By Kevin Yao
BEIJING (Reuters) -China's over-reliance on investment and exports to power its $19 trillion economy appears to have reached a limit.
Chinese leaders are signalling a sharper shift towards supporting consumption over the next five years as limited investment room and slowing exports have exposed vulnerabilities, though measures may take time to yield results.
While the goal to expand domestic demand has been a longstanding one, and will not trump high-tech manufacturing as a priority, analysts say the proposals in the 2026-2030 plan are more explicit.
"The suggestion explicitly pledged to raise the consumption share in GDP. The philosophy of consumption policy also seems to have shifted from almost supply-centric to supply-and-demand balanced," Citi analysts said in a note.
Structural imbalances have certainly deepened amid China's property market crisis and a trade war with Washington.
This week, the Communist Party leadership pledged to "reasonably raise the proportion of public service expenditure in fiscal spending to enhance residents' consumption capacity."
They pledged to step up consumer-focused policies, improve income distribution to boost household income, and increase the central government's share of social spending to better support households.
"China's next five-year plan will give more prominence to households and consumption than ever before," Andrew Batson, China research director at Gavekal Dragonomics, said.
The five-year plan recommendations reaffirmed last week's official remarks that China will increase the proportion of government investment for people's livelihoods and raise the percentage of household consumption of GDP "significantly" over the next five years.
"The allocation of resources will shift more towards consumption, as large-scale expansion of traditional industries and infrastructure has reached its limit," said a policy adviser who spoke on condition of anonymity. "Future investment will focus on high-tech industries and new infrastructure."
China may aim to increase the household consumption rate by about 5 percentage points over the next five years, but policy advisers say it is unclear whether the government will set a specific target in the upcoming five-year plan.
Attempts to boost consumption and related reforms over the past decade have been slow to take root in the real economy.
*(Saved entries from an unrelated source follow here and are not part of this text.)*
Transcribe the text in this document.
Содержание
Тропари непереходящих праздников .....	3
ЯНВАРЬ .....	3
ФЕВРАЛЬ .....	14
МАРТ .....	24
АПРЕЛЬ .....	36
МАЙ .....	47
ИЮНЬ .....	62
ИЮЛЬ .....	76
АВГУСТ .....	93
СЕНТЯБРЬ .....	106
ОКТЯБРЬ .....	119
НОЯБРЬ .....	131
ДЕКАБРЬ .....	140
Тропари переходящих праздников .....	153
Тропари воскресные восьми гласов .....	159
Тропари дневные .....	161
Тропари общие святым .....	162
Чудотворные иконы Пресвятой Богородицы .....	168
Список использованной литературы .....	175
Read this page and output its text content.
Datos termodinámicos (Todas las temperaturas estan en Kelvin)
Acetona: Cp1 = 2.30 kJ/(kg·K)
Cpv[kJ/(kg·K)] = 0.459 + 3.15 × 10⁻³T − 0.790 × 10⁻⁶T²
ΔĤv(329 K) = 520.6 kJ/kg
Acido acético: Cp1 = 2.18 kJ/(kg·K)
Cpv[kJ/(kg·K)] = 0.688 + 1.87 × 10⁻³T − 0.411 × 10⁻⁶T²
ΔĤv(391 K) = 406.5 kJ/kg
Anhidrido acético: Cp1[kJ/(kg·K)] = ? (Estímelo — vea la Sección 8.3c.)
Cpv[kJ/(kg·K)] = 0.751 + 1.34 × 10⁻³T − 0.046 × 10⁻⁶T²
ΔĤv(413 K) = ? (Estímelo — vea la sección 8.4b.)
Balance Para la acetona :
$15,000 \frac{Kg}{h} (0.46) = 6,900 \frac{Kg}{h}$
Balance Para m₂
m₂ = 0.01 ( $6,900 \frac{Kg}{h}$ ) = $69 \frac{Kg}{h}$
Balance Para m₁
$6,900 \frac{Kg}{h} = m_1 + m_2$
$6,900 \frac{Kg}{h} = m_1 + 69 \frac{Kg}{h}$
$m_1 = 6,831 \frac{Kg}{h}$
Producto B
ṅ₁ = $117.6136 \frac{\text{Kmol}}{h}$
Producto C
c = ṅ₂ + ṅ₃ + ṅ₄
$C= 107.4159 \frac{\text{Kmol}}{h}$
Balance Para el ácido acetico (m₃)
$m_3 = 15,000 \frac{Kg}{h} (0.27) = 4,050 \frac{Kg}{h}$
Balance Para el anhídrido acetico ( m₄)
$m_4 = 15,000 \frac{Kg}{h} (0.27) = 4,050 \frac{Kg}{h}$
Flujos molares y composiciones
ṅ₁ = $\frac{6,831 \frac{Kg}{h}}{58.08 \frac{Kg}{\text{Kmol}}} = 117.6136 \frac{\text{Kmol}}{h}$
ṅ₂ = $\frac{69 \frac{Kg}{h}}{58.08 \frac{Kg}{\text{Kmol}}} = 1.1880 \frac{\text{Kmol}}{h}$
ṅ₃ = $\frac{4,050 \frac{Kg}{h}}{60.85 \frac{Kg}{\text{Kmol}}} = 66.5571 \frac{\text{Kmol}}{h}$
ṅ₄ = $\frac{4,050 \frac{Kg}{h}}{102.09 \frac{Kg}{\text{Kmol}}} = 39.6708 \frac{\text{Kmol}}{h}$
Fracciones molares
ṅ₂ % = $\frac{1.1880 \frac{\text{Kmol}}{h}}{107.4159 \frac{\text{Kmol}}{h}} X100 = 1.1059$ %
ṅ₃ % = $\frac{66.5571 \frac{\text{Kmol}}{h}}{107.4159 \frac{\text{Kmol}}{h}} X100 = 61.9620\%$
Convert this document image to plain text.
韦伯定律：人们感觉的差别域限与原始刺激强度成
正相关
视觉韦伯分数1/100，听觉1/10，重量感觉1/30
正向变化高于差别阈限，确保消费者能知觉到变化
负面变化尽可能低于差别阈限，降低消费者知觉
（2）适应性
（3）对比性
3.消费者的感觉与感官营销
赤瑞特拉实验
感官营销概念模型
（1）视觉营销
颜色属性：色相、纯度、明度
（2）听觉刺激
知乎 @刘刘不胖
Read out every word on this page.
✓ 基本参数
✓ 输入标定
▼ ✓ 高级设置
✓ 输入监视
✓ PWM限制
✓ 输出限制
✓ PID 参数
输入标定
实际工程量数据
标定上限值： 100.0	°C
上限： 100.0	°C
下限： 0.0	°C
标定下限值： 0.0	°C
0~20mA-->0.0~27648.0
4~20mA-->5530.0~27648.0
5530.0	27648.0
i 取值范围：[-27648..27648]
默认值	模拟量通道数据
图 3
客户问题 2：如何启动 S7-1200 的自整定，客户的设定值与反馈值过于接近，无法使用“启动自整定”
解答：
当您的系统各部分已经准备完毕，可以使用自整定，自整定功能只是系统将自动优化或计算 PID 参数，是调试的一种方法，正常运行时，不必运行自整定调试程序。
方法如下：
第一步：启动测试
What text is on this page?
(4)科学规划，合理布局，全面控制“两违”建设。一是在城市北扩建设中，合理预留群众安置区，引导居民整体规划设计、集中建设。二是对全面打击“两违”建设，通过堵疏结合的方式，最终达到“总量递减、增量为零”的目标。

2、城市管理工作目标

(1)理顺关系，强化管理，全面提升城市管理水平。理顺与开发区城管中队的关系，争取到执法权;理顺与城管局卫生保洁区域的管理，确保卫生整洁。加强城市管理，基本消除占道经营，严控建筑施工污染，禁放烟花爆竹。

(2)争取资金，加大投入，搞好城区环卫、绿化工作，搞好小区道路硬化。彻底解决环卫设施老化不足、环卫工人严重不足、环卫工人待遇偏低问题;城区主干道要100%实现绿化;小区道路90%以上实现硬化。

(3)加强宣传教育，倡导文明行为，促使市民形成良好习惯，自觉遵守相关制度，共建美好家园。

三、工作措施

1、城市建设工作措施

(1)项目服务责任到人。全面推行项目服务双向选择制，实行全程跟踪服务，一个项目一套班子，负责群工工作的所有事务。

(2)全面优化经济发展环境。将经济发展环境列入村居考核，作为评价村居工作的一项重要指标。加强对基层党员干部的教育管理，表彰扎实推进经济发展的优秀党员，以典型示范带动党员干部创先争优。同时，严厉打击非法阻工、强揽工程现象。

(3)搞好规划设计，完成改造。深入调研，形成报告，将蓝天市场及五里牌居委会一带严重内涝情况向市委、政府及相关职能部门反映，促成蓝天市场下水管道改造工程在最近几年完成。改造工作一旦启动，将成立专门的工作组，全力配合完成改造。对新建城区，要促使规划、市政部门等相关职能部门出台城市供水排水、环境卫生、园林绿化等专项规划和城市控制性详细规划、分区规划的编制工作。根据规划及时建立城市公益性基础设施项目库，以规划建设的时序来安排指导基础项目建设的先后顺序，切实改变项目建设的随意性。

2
Consumer confidence has remained low because of inadequate social welfare, slowing income growth and a property crisis that has eroded household wealth. The services sector has also taken time to develop.
Currently, household consumption accounts for about 40% of GDP, far below nearly 70% in the United States. Some government advisers suggest China should aim for a consumption rate of 50% within the next decade.
"The key to boosting domestic consumption is resource distribution," ANZ analysts said in a note.
Analysts and investors are watching for measures that redirect funds and resources from businesses and government investment to households, which will be crucial for unlocking consumer demand.
Alongside the consumption focus, the leadership reaffirmed its commitment to maintaining a reasonable manufacturing share in the economy, prioritising emerging industries such as new energy, aerospace and advanced materials. Manufacturing accounts for around a quarter of GDP.
China unveiled its outline for policy goals for 2026-2030 last week, prioritising manufacturing and technology reliance while also pledging to boost consumption.
The full five-year plan, with detailed economic targets, will be released at the annual parliament meeting in March.
"INSUFFICIENT DEMAND"
Capital Economics analyst Julian Evans-Pritchard said that fiscal policy will be key to boosting consumption, and the share of fiscal spending on investment - now at a three-decade high - could decline in the coming years.
The government spends over 6% of GDP annually on investment, excluding significant funding from quasi-fiscal agencies like local government financing vehicles and policy banks, he said.
"But the wider policy agenda will limit how quickly this happens, and it will take a long time for the imbalances in China's economy to be fully addressed," he said.
Of the 1.3 trillion yuan ($182.5 billion) in ultra-long special treasury bonds planned for this year, 300 billion yuan will be allocated to support a consumer goods trade-in scheme, with the rest for equipment upgrades and investment projects.
President Xi Jinping, in remarks published on Tuesday, underscored the focus on boosting consumption, citing "increasing downward pressure on the economy and insufficient effective demand."
China's economic growth slowed to its weakest pace in a year in the third quarter as soft domestic demand left it reliant on exports amid U.S. tariffs. Economists are increasingly calling for social welfare and other reforms to address supply-demand imbalances and persistent deflation.
"Whenever we face international economic instability, we always rely on the domestic economy to respond to 'black swan' events," Yang Ping, head of the investment institute of the National Development and Reform Commission, the state planner, told reporters on Monday.
"We will promote a significant increase in the consumption rate through income distribution reform and other measures."